Philosophy
A point of view about old buildings, good blocks, and the long run.
I’m not an activist. I’m an investor who loves Chicago neighborhoods — and thinks the smart money and the right thing point the same direction here.
The signature home
Chicago is losing its two-flat.
Walk through Lakeview or North Center today and you’ll see it happening: a handsome 1910 two-flat that held two families for a century, gutted and reborn as a single oversized house. Multiply that by thousands.
The two-, three-, and four-flat is Chicago’s signature building — a quarter of the city’s housing and the largest source of its family-sized, lower-cost homes. It’s also disappearing fastest in exactly the neighborhoods we invest in.
The data
The disappearance, by the numbers.
4,800+
two- to four-flats lost in Chicago since 2013 — about 11,775 homes.
47.5%
of those buildings were converted into single-family houses.
#1 & #2
North Center and Lakeview lead the entire city in two-flats lost to single-family conversion.

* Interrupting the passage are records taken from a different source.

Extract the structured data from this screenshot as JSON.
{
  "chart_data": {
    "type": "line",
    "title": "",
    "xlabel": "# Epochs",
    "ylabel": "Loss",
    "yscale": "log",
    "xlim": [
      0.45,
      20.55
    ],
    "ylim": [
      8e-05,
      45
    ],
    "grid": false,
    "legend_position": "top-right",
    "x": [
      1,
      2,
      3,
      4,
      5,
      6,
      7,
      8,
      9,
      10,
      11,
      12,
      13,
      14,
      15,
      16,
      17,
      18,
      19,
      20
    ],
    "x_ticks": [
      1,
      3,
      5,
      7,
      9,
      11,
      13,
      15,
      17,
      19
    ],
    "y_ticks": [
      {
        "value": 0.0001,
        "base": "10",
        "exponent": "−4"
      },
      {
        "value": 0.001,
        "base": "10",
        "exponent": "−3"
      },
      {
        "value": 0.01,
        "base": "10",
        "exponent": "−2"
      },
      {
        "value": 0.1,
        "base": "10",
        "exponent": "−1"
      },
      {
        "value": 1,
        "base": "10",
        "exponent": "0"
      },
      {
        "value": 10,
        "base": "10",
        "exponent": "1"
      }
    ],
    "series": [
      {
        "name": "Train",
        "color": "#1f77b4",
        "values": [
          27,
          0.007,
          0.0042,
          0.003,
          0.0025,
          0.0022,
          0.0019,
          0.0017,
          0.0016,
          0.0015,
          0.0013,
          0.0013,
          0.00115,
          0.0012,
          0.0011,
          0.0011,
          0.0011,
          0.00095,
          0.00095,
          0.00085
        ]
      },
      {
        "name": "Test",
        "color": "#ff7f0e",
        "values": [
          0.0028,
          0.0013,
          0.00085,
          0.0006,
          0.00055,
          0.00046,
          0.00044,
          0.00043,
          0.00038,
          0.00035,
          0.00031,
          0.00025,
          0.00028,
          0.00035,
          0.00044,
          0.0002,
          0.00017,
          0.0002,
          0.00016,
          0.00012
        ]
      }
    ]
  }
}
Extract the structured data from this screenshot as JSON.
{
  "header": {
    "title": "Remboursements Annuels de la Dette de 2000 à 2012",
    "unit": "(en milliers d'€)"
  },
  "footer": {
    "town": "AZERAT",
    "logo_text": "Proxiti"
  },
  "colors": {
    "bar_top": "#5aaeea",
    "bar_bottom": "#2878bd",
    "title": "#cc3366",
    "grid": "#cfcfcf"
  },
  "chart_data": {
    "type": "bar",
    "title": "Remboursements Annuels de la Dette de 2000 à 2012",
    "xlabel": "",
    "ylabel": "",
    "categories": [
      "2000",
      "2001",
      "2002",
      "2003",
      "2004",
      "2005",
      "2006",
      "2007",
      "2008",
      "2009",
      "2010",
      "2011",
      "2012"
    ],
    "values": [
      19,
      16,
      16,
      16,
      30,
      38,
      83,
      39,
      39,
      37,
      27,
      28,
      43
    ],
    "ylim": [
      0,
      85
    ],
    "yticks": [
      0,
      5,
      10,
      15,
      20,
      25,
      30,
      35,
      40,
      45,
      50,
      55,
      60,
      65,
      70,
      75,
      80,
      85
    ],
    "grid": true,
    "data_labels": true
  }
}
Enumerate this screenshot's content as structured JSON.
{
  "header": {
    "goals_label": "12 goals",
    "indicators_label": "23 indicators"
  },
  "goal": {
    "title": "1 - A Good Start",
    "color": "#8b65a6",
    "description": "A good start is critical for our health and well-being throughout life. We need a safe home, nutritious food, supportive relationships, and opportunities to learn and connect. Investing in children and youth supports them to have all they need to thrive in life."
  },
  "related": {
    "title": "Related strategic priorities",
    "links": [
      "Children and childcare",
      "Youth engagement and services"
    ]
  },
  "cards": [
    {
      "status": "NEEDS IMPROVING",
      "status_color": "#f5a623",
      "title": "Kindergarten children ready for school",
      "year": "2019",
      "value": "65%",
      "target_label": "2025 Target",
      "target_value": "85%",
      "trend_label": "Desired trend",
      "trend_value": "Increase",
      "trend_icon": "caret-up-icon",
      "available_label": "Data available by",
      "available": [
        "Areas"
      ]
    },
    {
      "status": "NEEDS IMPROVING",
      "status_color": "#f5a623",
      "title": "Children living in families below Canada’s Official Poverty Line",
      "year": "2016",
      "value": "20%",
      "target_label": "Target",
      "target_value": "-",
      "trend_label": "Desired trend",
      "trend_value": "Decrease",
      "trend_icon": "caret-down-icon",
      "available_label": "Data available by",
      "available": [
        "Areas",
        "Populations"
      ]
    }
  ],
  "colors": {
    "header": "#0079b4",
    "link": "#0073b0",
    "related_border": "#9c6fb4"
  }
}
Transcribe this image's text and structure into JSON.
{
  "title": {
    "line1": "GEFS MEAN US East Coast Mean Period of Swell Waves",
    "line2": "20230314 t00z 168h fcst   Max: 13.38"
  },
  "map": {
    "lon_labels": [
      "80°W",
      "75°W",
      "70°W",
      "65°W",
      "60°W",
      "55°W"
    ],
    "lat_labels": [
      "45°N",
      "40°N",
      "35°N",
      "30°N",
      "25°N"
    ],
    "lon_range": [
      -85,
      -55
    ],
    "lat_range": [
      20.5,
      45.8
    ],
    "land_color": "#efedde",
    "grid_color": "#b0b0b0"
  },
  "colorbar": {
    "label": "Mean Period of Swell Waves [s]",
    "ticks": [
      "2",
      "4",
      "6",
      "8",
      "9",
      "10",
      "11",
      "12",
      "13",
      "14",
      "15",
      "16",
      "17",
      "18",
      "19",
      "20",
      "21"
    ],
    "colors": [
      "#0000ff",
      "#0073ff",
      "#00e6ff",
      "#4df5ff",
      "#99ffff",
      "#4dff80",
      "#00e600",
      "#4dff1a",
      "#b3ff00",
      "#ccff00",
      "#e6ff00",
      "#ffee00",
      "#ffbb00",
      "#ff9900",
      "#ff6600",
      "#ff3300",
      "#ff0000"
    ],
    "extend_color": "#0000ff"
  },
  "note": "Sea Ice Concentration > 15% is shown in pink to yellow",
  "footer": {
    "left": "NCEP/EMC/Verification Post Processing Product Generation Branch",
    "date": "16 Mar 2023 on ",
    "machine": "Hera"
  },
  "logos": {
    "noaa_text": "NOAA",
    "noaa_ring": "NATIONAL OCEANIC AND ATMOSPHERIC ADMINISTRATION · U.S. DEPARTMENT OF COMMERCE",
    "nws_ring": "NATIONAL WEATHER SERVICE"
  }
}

Source: Institute for Housing Studies at DePaul University, Patterns of Lost 2 to 4 Unit Buildings in Chicago (2021).
Why it matters to me
The original City of Neighborhoods.
Here’s what I actually love about these blocks: the mix. The two-flat is the building that lets a teacher, a young family, and a retiree share the same leafy street. Lose the building and you lose the mix — the block quietly empties of everyone but the people who can buy a single-family house.
Chicago earned the name “City of Neighborhoods” honestly — block after block of different people, trades, and origins living shoulder to shoulder. The walk-up is a big part of why. Keeping these buildings full keeps that Chicago intact.


The story behind the name
Every family worth its salt has a crest.
Heraldry is how families have marked what they stand for — and what they mean to pass on. The name Heraldic is quietly built from the names of my two children, Charlie and Reid. The ladybug is hers; the kart, his. This was never only about buildings. It’s about leaving something behind that’s worth their name.